Spark History Server + Dynamic Allocation

Observations

EC2 Spot Interruptions

The following diagram and log screenshot details from Spark History server showcases the behavior of a Spark application in case of an EC2 Spot interruption.

Four Spark applications launched in parallel in a cluster and one of the Spot nodes was interrupted.
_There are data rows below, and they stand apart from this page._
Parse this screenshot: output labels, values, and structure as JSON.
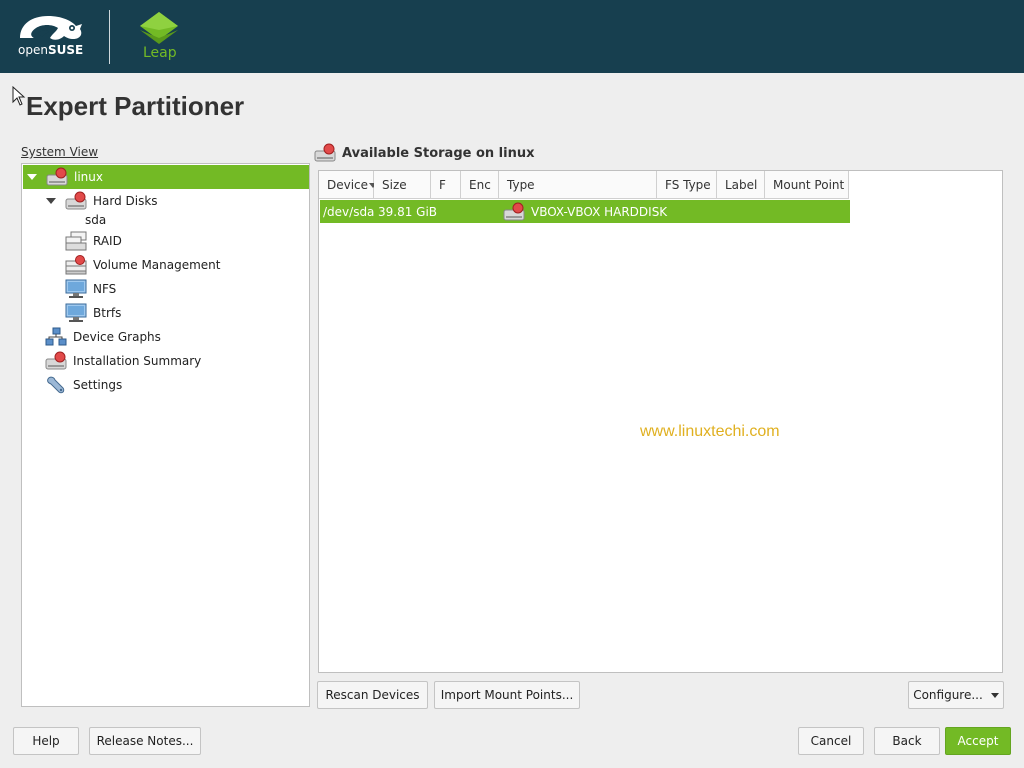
{
  "header": {
    "brand_open": "open",
    "brand_suse": "SUSE",
    "product": "Leap",
    "bg_color": "#173f4f",
    "accent_color": "#73ba25"
  },
  "page": {
    "title": "Expert Partitioner"
  },
  "system_view": {
    "label": "System View",
    "items": [
      {
        "label": "linux",
        "icon": "hard-disk-icon",
        "selected": true
      },
      {
        "label": "Hard Disks",
        "icon": "hard-disk-icon"
      },
      {
        "label": "sda"
      },
      {
        "label": "RAID",
        "icon": "raid-icon"
      },
      {
        "label": "Volume Management",
        "icon": "volume-icon"
      },
      {
        "label": "NFS",
        "icon": "network-monitor-icon"
      },
      {
        "label": "Btrfs",
        "icon": "monitor-icon"
      },
      {
        "label": "Device Graphs",
        "icon": "device-graph-icon"
      },
      {
        "label": "Installation Summary",
        "icon": "hard-disk-icon"
      },
      {
        "label": "Settings",
        "icon": "wrench-icon"
      }
    ]
  },
  "storage": {
    "title": "Available Storage on linux",
    "columns": [
      "Device",
      "Size",
      "F",
      "Enc",
      "Type",
      "FS Type",
      "Label",
      "Mount Point"
    ],
    "rows": [
      {
        "device": "/dev/sda",
        "size": "39.81 GiB",
        "f": "",
        "enc": "",
        "type": "VBOX-VBOX HARDDISK",
        "fs_type": "",
        "label": "",
        "mount_point": ""
      }
    ]
  },
  "watermark": "www.linuxtechi.com",
  "buttons": {
    "rescan": "Rescan Devices",
    "import": "Import Mount Points...",
    "configure": "Configure...",
    "help": "Help",
    "release_notes": "Release Notes...",
    "cancel": "Cancel",
    "back": "Back",
    "accept": "Accept"
  }
}
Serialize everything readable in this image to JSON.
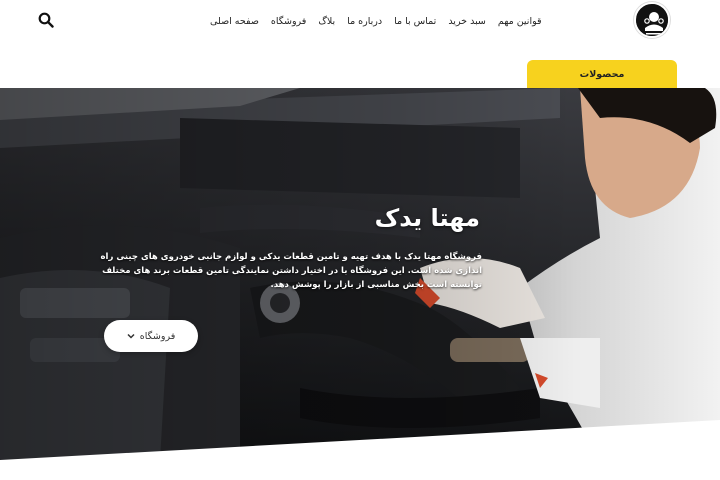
{
  "header": {
    "logo_icon": "mahtayadak-logo",
    "search_icon": "search-icon",
    "nav": [
      {
        "label": "صفحه اصلی"
      },
      {
        "label": "فروشگاه"
      },
      {
        "label": "بلاگ"
      },
      {
        "label": "درباره ما"
      },
      {
        "label": "تماس با ما"
      },
      {
        "label": "سبد خرید"
      },
      {
        "label": "قوانین مهم"
      }
    ]
  },
  "products_tab": {
    "label": "محصولات",
    "color": "#f7d21e"
  },
  "hero": {
    "title": "مهتا یدک",
    "description": "فروشگاه مهتا یدک با هدف تهیه و تامین قطعات یدکی و لوازم جانبی خودروی های چینی راه اندازی شده است. این فروشگاه با در اختیار داشتن نمایندگی تامین قطعات برند های مختلف توانسته است بخش مناسبی از بازار را پوشش دهد.",
    "button_label": "فروشگاه",
    "button_icon": "chevron-down-icon"
  }
}
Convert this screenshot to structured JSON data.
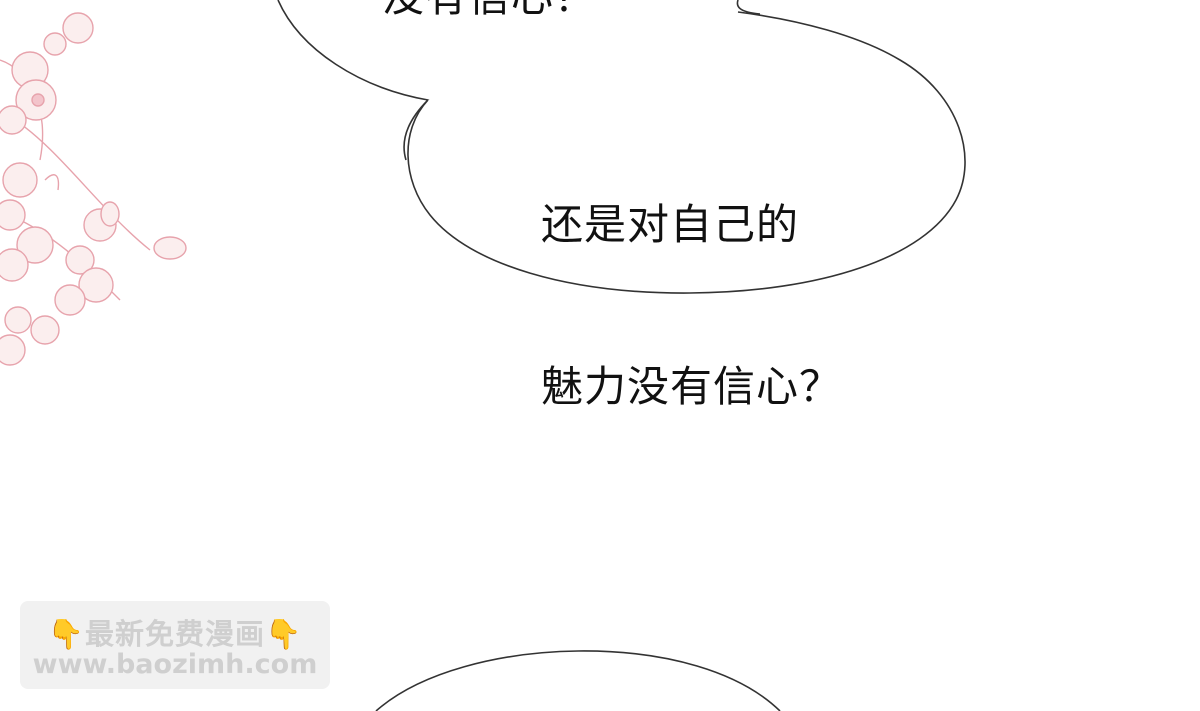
{
  "bubbles": {
    "top_partial_text": "没有信心？",
    "main_text_line1": "还是对自己的",
    "main_text_line2": "魅力没有信心？"
  },
  "watermark": {
    "hand_icon": "👇",
    "title": "最新免费漫画",
    "url": "www.baozimh.com"
  },
  "colors": {
    "bubble_stroke": "#333333",
    "flower_stroke": "#e7a3ac",
    "flower_fill": "#fbeeee",
    "watermark_bg": "#f1f1f1",
    "watermark_text": "#cfcfcf"
  }
}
A couple of executor pods were terminated in three of the four applications, but due to the resilient nature of Spark new executors were launched and the applications finished almost around the same time.
The Spark Driver identified the shut down executors, which handled the shuffle files and relaunched the tasks running on those executors.
Spark jobs

The Spark Driver identified the shut down executors, which handled the shuffle files and relaunched the tasks running on those executors.
eks blog 6

Dynamic Allocation

Dynamic Allocation works with the caveat that it is an experimental feature.

dynamic allocation

Cost Optimization

Cost Optimization is achieved in several different ways from this tutorial.

  • Use of 100% Spot Instances for the Spark executors
  • Use of dynamicAllocation along with cluster autoscaler does make optimized use of resources and hence save cost
  • With the deployment of one driver and executor nodes to begin with and then scaling up on demand reduces the waste of a continuously running cluster

Cluster Autoscaling

Cluster Autoscaling is triggered as it is designed when there are pending (Spark executor) pods.

The Cluster Autoscaler logs can be fetched by:

kubectl logs -f deployment/cluster-autoscaler -n kube-system —tail=10  

Cluster Autoscaler Logs 

Cleanup

If you are trying out the tutorial, run the following steps to make sure that you don’t encounter unwanted costs.

Delete the EKS cluster and the nodegroups with the following command:

eksctl delete cluster --name sparkonk8

Delete the Amazon S3 Access Policy with the following command:

aws iam delete-policy --policy-arn <<POLICY ARN>>

Delete the Amazon S3 Output Bucket with the following command:

aws s3 rb --force s3://<<S3_BUCKET>>

Conclusion

In this blog, I demonstrated how you can run Spark workloads on a Kubernetes Cluster using Spot Instances, achieving scalability, resilience, and cost optimization. To cost optimize your Spark based big data workloads, consider running spark application using Kubernetes and EC2 Spot Instances.